Это ещё одна история. Это не моё открытие 2018 года, не российское. Это вещь, которая 2-3 года назад из всего, что идёт из Восточной Европы, стала наиболее востребована на Западе, – в фотографии и моде. Это интуитивно найденный образ брутальной страны, состоящей из подростков в спортивных костюмах, которые живут в спальных районах, что стало невероятно модным. Фэшн-фотографии, клипы, которые снимаются на Западе (в том числе клип Паоло Нутини, снятый в спальном районе Киева три года назад), показы Гоши Рубчинского, музыка Макса Коржа и Хаски – это поэтизация образа гопника с окраины спального района, что мне нравится. Их взгляд на мир – это не взгляд экзотического зверя или урода, в этом взгляде много принятия и нежности. Все эти фото и видео говорят: “Да, мы такие, и круто, что мы такие: мы этого не стыдимся, это наша идентичность, наш патриотизм – не надо стесняться”.
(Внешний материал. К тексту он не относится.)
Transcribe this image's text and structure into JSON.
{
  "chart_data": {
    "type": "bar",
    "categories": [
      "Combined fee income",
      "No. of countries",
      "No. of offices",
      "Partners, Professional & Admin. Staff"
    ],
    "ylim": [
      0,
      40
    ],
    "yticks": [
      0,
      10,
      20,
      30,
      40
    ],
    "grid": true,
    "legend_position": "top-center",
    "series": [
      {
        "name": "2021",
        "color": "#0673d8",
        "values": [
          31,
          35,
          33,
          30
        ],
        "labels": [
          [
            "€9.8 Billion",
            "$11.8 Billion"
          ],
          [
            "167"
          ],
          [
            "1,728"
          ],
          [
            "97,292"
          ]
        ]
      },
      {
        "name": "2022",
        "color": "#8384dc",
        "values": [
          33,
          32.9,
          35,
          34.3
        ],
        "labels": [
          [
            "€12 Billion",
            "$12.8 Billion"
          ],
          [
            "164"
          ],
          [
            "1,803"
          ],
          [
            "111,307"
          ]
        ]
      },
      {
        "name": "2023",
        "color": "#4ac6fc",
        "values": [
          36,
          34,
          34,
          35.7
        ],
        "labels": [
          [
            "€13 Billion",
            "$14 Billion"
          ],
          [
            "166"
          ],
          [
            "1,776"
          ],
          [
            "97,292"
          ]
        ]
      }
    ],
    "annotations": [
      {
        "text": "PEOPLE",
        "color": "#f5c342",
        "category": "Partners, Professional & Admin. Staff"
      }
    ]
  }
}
Сейчас эти ребята взывают в своём творчестве к новой искренности и говорят, что постирония больше не актуальна.
Постирония – это вообще какая-то фигня. Термин, придуманный относительно недавно, чтобы прикрыть собственную глупость и неумение связать концы с концами, дурной вкус и неспособность отвечать за базар. Если тебя несёт непонятно куда, ты можешь сказать, что это постирония.
Когда Монеточка поёт “я такая пост-пост, я такая мета-мета”, она провозглашает искренность как новую ценность, если рассматривать искусство через призму метамодерна?
Я не большой её фанат, но это интересно – не музыкой и словами, хотя Монеточка словами играет очень здорово, а ощущением, что, с одной стороны, это игра, а с другой стороны, эта игра очень искренняя. Если воспринимать её поход на “Поле чудес” как некий продуманный жест, то в нём есть ирония: невозможно в 2018 году всерьёз пойти на “Поле чудес”, если у тебя есть хоть капелька мозгов. В этом есть огромная доля иронии, но при этом никто ни над кем не издевается, не приходит посмеяться над Якубовичем и зрителями или над самим собой. К этому относятся с иронией, сохраняя дистанцию, но при этом с любовью принимают правила игры. Как эстетический жест этот поход – квинтэссенция всего, что делает Монеточка. Это называется метамодерном – одновременное выдерживание этой дистанции и полное её убирание. Это то, чего раньше не было. Если вы помните финал фильма “Горько”, где все герои оказываются в автобусе и слушают Шуфутинского и весь сюжет фильма построен на том, что молодожёны продвинуты, они пытаются от этого Шуфутинского убежать, а Шуфутинский их хватает за пятки и пытается затащить к себе в хтоническое болото. А в финале происходит катарсис из-за того, что они понимают, что, с одной стороны, эта данность для них никогда не будет своей, а с другой – никуда от нее не деться, и они принимают ее как часть себя. Слеза у зрителя типа меня в этот момент льётся именно из-за этого внутреннего прыжка, который они делают, чтобы обняться, принять и полюбить тех, от кого они весь фильм пытаются убежать и кого ненавидят, презирают, считают полными идиотами.
Что тогда происходит с Киркоровым и Басковым? Они это всё делают всерьёз?
Не так давно я обедал за соседним столом с известным музыкальным продюсером. Он всё время говорил по телефону, и я не сильно прислушивался, но в разговоре постоянно звучали слова: хайпануть, пиариться, мразь и м*дила. Когда я рассказал об этом своим коллегам, они говорят: “Это, наверное, про Киркорова, да?” То, что делают Киркоров с Басковым, это доведённый до абсурда постмодерн, потому что им не с чем сливаться: они всегда были тем, от чего ты пытаешься убежать. Они доводят до абсурда и начинают играть во взгляд тех людей, которые от них бегают. Если люди, которые пытаются от них убежать, видят в них чудовищ, то давайте продемонстрируем себя в качестве совсем уже охреневших чудовищ или в качестве людей, которые на нас так смотрят. Это какая-то постмодернистская игра. В этом много юмора, гротеска, абсурда. Но этого пронзительного, сильного, горько-монеточного принятия там нет. Оно бы было, если бы в конце клипа “Ибица” из лужи говна и грязи восстал бы Киркоров в перьях и блёстках и спел бы песню “Единственная моя”.